At Harmica, several dozen migrants faced off with a cordon of riot police on the frontier bridge, demanding that Slovenian police let them enter the country, an AFP reporter saw.
Late Friday, police used tear gas against several hundred migrants, some with children, who had sought to push through the police line.
The clash happened shortly after Slovenian Prime Minister Miro Cerar said the small country might consider creating “corridors” for refugees wanting to reach northern Europe if they continue arriving in large numbers.
Slovenia’s ambassador to Germany, meanwhile told the Rheinische Post newspaper that his country would accept “up to 10,000” refugees.
Slovenian police said on Saturday that 1,287 had arrived as of midnight Friday, of which 483 were from Afghanistan, 470 from Syria and 126 from Iraq.
With no let-up in the flow of people desperate to find shelter in Europe from war and misery, new figures showed the European Union received almost a quarter of a million asylum requests in the three months to June.
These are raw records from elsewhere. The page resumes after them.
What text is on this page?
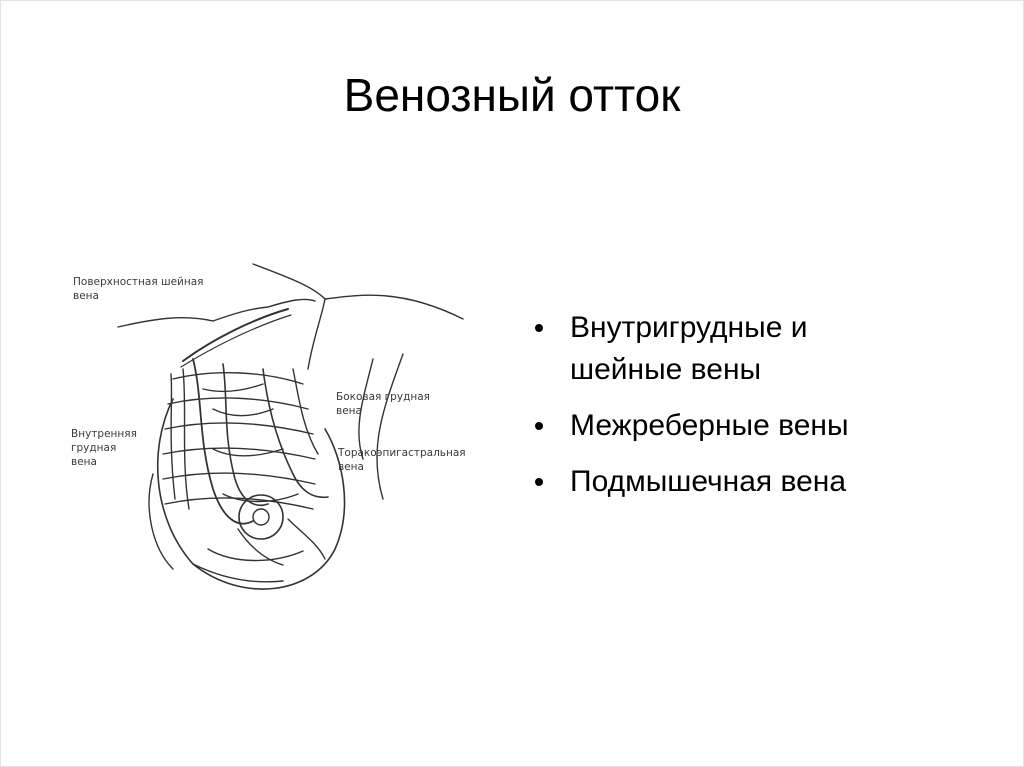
Венозный отток
Поверхностная шейная
вена
Внутренняя
грудная
вена
Боковая грудная
вена
Торакоэпигастральная
вена
Внутригрудные и шейные вены
Межреберные вены
Подмышечная вена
The International Organization for Migration (OIM) also said nearly 474,000 people had so far this year braved perilous trips across the Mediterranean to reach Europe.
At least 750 people were rescued Saturday from three small boats in international waters near the Libyan coast by a ship operated by Doctors Without Borders (MSF), a spokesman told AFP.
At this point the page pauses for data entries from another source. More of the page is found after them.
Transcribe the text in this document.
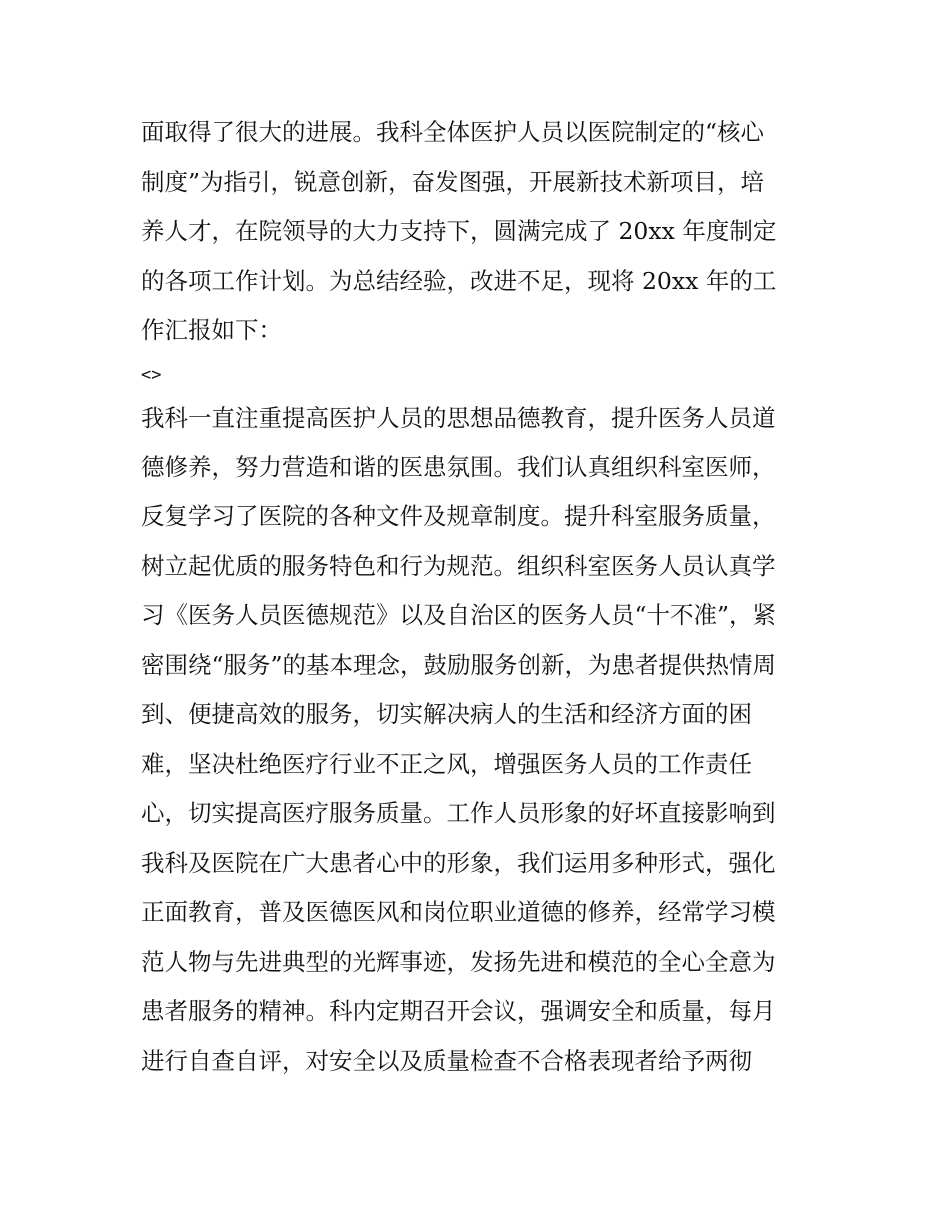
面取得了很大的进展。我科全体医护人员以医院制定的“核心
制度”为指引，锐意创新，奋发图强，开展新技术新项目，培
养人才，在院领导的大力支持下，圆满完成了 20xx 年度制定
的各项工作计划。为总结经验，改进不足，现将 20xx 年的工
作汇报如下：
<>
我科一直注重提高医护人员的思想品德教育，提升医务人员道
德修养，努力营造和谐的医患氛围。我们认真组织科室医师，
反复学习了医院的各种文件及规章制度。提升科室服务质量，
树立起优质的服务特色和行为规范。组织科室医务人员认真学
习《医务人员医德规范》以及自治区的医务人员“十不准”，紧
密围绕“服务”的基本理念，鼓励服务创新，为患者提供热情周
到、便捷高效的服务，切实解决病人的生活和经济方面的困
难，坚决杜绝医疗行业不正之风，增强医务人员的工作责任
心，切实提高医疗服务质量。工作人员形象的好坏直接影响到
我科及医院在广大患者心中的形象，我们运用多种形式，强化
正面教育，普及医德医风和岗位职业道德的修养，经常学习模
范人物与先进典型的光辉事迹，发扬先进和模范的全心全意为
患者服务的精神。科内定期召开会议，强调安全和质量，每月
进行自查自评，对安全以及质量检查不合格表现者给予两彻
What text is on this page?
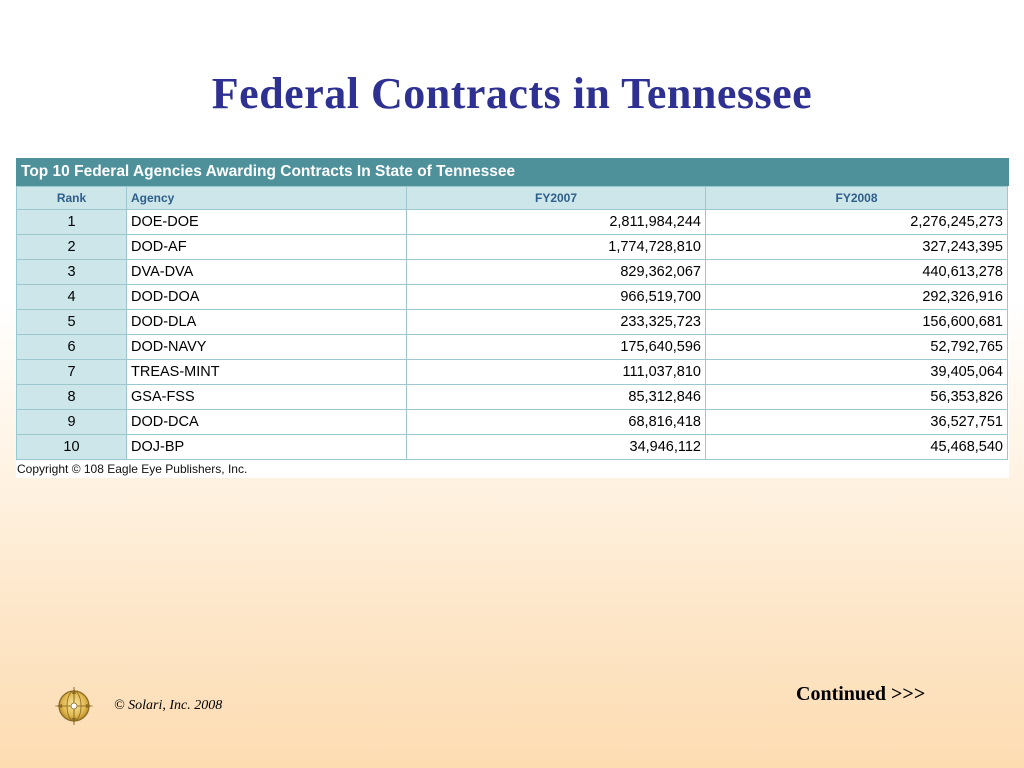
Federal Contracts in Tennessee
Top 10 Federal Agencies Awarding Contracts In State of Tennessee
Rank	Agency	FY2007	FY2008
1	DOE-DOE	2,811,984,244	2,276,245,273
2	DOD-AF	1,774,728,810	327,243,395
3	DVA-DVA	829,362,067	440,613,278
4	DOD-DOA	966,519,700	292,326,916
5	DOD-DLA	233,325,723	156,600,681
6	DOD-NAVY	175,640,596	52,792,765
7	TREAS-MINT	111,037,810	39,405,064
8	GSA-FSS	85,312,846	56,353,826
9	DOD-DCA	68,816,418	36,527,751
10	DOJ-BP	34,946,112	45,468,540
Copyright © 108 Eagle Eye Publishers, Inc.
Continued >>>
© Solari, Inc. 2008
The continent’s biggest migratory flow since the end of World War II has dug a deep rift between western and eastern EU members, with Hungary leading the hardline group.
Germany, Europe’s biggest economy, is the great magnet for the refugees, many of whom are Syrians.
On Friday, Berlin warned it could invoke EU’s majority voting system to force reluctant states to accept quotas of migrants.
Another worry is over the fate of the Schengen agreement, a pillar of the European project which allows borderless travel between member states.
There are now fences or restrictions on parts of the border between Croatia, Hungary and Slovenia.
These are in addition to identity checks that Germany, Austria and Slovakia have reimposed on parts of their borders, and Poland and the Netherlands are considering whether to follow suit.
EU interior ministers are to meet again on Tuesday, which will be followed by an emergency summit on Wednesday.
Luxembourg’s Foreign Minister Jean Asselborn said Friday the EU was also preparing a “substantial” aid package for Turkey to help it meet the cost of hosting around two million Syrian refugees currently there.